And so it begins....

It has been 10 month and 22 days since my last post and for that, I apologize profusely. The last few months have been filled with decisions, applications, endless to do lists and far too many hours on craiglist searching for an apartment, but it was all worth it because it brought me New York, as a student of the French Culinary Institute.

To be honest, perhaps the real reason I haven't been blogging is that I lacked inspiration, I found it difficult to believe that anyone in the world, aside from my immediate family and friends, woke up each morning with the intense desire to hear the status of my visa application, housing situation or self inflicted culinary homework assignments, but hey, that's just me. However as I sit here in at the Think cafe on Blecker Street, sipping my iced coffee, feeling the gently rumble of the 6 train beneath my feet, I feel inspired to write again.

Yesterday was a big day, it was Orientation, the day that you are supposed to find out exactly what you got yourself into and I was, well, terrified. After all, this was the day I was going to meet my fellow classmates and teachers, who would help to define this incredible adventure. A good friend of mine gave me Anthony Bourdain's novel Kitchen Confidential, which I have been reading diligently in the hopes it would help to mentally prepare me for the physical and verbal abuses of the kitchen.

So back to orientation, the session was fairly straight forward and mostly administrative but there was one memorable moment, which struck fear into my heart and left me slightly sleepless last night. At one point in our session a gentlemen in the back of the class was dozing off, and the chef yelled, and I do mean yelled "WAKE UP NOW!!" This shouting shook me, more than any written words or folklore about the verbal assaults in a kitchen ever could, simply because I was there. I realized truly, for the first time that one day I will be yelled at by a chef, and it terrified me. In that moment, I resolved not to be one of those girls who cry when being 'disciplined' in the kitchen. Fear is a good motivator, at least for me. After orientation, I knew I would study and practice more than I ever had in the past. I was committed to reading and eating everything food related in the pursuit of not only surviving, but (hopefully) excelling.

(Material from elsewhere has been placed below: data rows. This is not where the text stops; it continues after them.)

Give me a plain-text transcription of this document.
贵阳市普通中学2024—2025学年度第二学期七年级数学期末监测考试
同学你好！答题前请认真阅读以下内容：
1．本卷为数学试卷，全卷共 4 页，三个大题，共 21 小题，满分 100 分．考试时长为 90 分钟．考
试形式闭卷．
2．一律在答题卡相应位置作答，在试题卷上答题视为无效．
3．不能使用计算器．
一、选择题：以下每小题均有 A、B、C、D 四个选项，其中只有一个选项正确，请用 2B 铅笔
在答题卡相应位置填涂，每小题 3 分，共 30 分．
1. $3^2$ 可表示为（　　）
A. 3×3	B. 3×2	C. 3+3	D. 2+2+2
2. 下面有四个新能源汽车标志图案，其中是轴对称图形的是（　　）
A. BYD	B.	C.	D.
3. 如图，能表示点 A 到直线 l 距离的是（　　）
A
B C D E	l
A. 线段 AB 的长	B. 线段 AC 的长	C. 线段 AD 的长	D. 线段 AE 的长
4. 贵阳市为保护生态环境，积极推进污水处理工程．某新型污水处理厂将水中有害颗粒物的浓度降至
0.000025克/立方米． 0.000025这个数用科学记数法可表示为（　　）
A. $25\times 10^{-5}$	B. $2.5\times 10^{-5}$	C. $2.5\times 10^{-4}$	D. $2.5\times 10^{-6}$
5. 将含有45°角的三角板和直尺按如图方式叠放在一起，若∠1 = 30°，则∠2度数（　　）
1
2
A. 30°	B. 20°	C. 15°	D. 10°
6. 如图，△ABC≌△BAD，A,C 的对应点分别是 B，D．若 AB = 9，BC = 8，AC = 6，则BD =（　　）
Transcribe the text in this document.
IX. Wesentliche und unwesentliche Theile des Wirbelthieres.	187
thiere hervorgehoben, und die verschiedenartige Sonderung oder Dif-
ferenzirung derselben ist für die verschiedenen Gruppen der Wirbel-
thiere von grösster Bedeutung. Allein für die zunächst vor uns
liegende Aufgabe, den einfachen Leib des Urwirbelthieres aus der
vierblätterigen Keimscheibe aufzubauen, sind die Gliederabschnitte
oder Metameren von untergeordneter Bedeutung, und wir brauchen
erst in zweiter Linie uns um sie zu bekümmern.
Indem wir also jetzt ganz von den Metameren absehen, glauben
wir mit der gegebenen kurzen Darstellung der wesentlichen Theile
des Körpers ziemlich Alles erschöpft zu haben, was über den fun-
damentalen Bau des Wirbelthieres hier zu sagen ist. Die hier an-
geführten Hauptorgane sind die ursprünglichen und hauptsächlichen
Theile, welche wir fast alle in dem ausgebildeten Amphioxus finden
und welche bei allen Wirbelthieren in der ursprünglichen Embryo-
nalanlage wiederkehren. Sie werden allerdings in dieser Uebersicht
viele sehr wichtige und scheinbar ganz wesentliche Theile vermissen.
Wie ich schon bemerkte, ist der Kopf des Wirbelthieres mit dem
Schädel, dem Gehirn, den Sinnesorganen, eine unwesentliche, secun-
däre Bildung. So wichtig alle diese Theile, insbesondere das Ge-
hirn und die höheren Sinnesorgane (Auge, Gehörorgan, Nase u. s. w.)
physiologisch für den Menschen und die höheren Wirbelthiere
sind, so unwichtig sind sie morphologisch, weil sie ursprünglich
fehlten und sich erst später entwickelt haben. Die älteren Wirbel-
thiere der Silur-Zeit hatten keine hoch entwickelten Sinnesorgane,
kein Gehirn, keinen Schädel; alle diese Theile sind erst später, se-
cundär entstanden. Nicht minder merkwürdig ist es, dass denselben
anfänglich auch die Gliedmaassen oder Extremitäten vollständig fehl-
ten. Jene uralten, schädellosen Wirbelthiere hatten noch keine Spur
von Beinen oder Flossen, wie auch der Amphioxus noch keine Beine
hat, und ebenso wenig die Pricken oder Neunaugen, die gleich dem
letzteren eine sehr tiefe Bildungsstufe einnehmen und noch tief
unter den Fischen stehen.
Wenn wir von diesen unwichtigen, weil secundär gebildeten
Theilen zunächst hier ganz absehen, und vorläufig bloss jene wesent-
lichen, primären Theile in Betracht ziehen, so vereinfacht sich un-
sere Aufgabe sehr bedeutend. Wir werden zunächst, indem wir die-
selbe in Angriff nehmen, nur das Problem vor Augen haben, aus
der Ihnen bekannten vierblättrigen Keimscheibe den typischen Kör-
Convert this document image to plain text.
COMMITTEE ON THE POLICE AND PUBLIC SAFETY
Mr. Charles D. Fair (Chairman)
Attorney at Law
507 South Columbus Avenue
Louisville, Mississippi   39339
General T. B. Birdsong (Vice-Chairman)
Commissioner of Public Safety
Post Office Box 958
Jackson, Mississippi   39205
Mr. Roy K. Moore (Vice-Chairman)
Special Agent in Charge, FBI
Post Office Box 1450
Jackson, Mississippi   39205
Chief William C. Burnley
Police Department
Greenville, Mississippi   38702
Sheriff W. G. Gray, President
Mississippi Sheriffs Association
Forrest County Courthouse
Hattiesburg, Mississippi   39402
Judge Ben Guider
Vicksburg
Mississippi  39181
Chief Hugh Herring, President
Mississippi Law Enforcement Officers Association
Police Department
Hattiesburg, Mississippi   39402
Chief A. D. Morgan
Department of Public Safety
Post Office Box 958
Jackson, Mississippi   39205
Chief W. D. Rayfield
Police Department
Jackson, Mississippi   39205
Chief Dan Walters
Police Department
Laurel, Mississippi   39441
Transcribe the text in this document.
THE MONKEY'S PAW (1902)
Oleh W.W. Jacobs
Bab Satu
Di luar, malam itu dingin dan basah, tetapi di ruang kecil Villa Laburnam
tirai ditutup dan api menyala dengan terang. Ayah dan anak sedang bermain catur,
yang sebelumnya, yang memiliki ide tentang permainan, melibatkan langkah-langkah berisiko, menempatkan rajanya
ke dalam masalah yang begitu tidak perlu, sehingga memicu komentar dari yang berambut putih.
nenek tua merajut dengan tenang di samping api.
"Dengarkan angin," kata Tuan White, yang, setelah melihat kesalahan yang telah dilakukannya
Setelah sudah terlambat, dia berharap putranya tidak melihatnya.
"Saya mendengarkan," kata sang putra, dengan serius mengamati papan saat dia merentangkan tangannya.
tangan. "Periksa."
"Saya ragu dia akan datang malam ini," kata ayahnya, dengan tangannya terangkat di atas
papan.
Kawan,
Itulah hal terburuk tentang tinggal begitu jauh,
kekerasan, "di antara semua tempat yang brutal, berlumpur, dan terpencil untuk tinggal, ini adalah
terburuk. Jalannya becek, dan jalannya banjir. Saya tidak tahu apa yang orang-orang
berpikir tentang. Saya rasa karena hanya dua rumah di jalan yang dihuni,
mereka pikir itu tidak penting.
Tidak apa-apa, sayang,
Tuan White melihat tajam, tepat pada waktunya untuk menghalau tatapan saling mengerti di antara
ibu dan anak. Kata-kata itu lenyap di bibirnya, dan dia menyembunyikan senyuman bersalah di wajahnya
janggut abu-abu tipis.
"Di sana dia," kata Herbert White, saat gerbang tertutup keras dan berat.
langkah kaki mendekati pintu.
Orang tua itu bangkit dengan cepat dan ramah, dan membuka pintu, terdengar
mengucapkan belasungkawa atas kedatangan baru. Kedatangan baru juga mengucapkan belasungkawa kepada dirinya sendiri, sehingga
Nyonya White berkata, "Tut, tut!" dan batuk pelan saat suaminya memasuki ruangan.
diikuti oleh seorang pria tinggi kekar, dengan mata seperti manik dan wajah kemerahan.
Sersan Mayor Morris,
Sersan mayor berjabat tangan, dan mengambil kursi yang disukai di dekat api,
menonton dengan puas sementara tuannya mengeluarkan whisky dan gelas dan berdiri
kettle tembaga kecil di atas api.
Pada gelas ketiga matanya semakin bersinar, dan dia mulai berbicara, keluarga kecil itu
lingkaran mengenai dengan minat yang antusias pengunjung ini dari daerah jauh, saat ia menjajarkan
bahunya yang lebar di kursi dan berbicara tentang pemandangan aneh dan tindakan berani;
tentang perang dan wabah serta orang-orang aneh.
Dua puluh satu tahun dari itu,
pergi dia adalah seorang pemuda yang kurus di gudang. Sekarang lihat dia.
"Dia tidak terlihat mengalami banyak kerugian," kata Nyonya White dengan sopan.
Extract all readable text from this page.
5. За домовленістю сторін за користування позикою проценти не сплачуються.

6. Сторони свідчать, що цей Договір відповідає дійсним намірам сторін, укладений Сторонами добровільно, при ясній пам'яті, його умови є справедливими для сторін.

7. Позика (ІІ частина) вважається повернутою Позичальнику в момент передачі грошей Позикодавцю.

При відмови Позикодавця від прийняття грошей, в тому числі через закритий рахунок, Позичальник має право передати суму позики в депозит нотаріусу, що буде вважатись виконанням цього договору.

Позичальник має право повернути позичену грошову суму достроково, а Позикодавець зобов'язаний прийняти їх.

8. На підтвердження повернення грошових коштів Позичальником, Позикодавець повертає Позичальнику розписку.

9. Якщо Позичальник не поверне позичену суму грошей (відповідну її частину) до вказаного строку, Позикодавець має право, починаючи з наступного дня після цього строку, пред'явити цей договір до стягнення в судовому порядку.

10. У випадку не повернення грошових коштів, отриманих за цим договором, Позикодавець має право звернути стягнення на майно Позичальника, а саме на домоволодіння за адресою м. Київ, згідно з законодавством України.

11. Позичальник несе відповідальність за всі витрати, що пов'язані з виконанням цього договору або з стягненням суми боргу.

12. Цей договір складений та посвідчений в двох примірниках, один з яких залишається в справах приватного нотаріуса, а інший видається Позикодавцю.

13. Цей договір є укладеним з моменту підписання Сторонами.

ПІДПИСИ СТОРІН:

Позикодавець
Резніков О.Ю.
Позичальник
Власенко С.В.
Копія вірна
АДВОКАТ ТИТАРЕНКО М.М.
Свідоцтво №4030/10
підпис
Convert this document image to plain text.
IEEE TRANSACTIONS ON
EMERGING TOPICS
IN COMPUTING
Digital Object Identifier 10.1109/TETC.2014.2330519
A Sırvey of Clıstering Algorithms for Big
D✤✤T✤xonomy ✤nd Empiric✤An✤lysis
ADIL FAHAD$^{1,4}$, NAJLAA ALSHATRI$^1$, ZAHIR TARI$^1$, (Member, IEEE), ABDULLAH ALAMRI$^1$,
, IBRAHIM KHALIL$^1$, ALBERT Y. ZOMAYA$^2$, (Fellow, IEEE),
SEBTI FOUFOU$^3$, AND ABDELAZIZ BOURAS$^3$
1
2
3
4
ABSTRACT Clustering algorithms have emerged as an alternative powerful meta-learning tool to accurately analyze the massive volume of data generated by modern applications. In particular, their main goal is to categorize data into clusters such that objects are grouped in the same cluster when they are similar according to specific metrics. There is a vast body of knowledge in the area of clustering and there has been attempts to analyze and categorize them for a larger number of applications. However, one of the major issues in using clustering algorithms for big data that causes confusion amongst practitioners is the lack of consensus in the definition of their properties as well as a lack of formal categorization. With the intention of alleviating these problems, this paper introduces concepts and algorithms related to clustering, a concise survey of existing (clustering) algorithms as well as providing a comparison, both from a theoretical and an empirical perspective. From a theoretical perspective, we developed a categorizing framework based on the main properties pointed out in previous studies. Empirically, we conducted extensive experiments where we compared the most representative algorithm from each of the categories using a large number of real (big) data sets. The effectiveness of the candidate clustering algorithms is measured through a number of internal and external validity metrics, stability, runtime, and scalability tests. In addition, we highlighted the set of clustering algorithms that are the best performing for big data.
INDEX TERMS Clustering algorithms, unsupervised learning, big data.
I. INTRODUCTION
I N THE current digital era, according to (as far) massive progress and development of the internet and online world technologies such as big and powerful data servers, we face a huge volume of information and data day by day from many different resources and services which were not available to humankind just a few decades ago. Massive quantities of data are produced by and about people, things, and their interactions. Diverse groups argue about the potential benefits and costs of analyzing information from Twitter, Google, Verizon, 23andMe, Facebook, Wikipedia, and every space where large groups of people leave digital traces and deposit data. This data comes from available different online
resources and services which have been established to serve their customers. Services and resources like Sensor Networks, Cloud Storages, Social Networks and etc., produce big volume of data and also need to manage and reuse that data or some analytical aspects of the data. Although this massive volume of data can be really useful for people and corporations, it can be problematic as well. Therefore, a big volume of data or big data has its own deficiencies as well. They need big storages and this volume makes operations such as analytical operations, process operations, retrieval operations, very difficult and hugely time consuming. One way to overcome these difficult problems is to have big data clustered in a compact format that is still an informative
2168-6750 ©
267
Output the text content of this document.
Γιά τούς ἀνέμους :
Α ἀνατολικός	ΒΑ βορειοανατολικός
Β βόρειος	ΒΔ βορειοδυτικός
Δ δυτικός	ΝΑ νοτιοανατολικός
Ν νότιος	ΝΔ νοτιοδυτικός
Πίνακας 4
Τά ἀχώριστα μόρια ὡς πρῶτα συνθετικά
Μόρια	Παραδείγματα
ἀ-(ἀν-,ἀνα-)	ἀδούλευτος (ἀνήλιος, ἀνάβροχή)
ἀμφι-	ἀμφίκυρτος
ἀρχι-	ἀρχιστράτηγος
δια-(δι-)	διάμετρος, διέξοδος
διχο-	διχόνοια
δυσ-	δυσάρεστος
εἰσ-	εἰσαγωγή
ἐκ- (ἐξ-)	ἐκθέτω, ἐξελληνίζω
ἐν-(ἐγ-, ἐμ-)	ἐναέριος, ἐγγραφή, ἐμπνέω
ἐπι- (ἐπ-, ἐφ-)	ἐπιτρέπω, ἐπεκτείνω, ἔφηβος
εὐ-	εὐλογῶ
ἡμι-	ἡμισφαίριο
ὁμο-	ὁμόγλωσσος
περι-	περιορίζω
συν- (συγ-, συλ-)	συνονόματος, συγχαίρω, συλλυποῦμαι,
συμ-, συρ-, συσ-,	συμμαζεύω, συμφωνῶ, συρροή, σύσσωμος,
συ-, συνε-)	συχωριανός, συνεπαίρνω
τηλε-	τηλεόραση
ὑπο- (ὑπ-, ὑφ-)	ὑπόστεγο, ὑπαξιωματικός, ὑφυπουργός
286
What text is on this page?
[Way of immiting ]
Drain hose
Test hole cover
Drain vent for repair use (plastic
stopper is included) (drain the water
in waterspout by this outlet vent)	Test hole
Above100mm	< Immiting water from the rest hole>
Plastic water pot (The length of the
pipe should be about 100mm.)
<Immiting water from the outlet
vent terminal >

But it wasn't all administrative or terrifying, during our meet and greet, we had the opportunity to interact with other students, our faculty and some students. From these brief exchanges I gleaned the following:
1) always be on time - being late as a chef is the best way to get fired. This one will take a little work on my behalf.
2) be well groomed
3) take nothing personally - being yelled at is not a personal assault, but a reflection of the piss-poor job you just did
4) learn fast - there is no margin for error here, we are expected to learn everything on our first go and be able to do it exactly the demonstrated way immediately.

I do not mean to scare you all, I knew most of this going in. I knew what I was signing myself up for when I applied. I knew it would be hot and gruelling work. I knew I would get cut, burned and my hands and arms would never look the same. I knew I would stand and work harder than I knew was possible. But I also knew that I would love every second of it.

So, orientation is over, I am finally settled here in New York and eagerly anticipating my first day of school like an eager wide eyed 5 yr old, filled with wonder, enthusiasm and most of all....hope.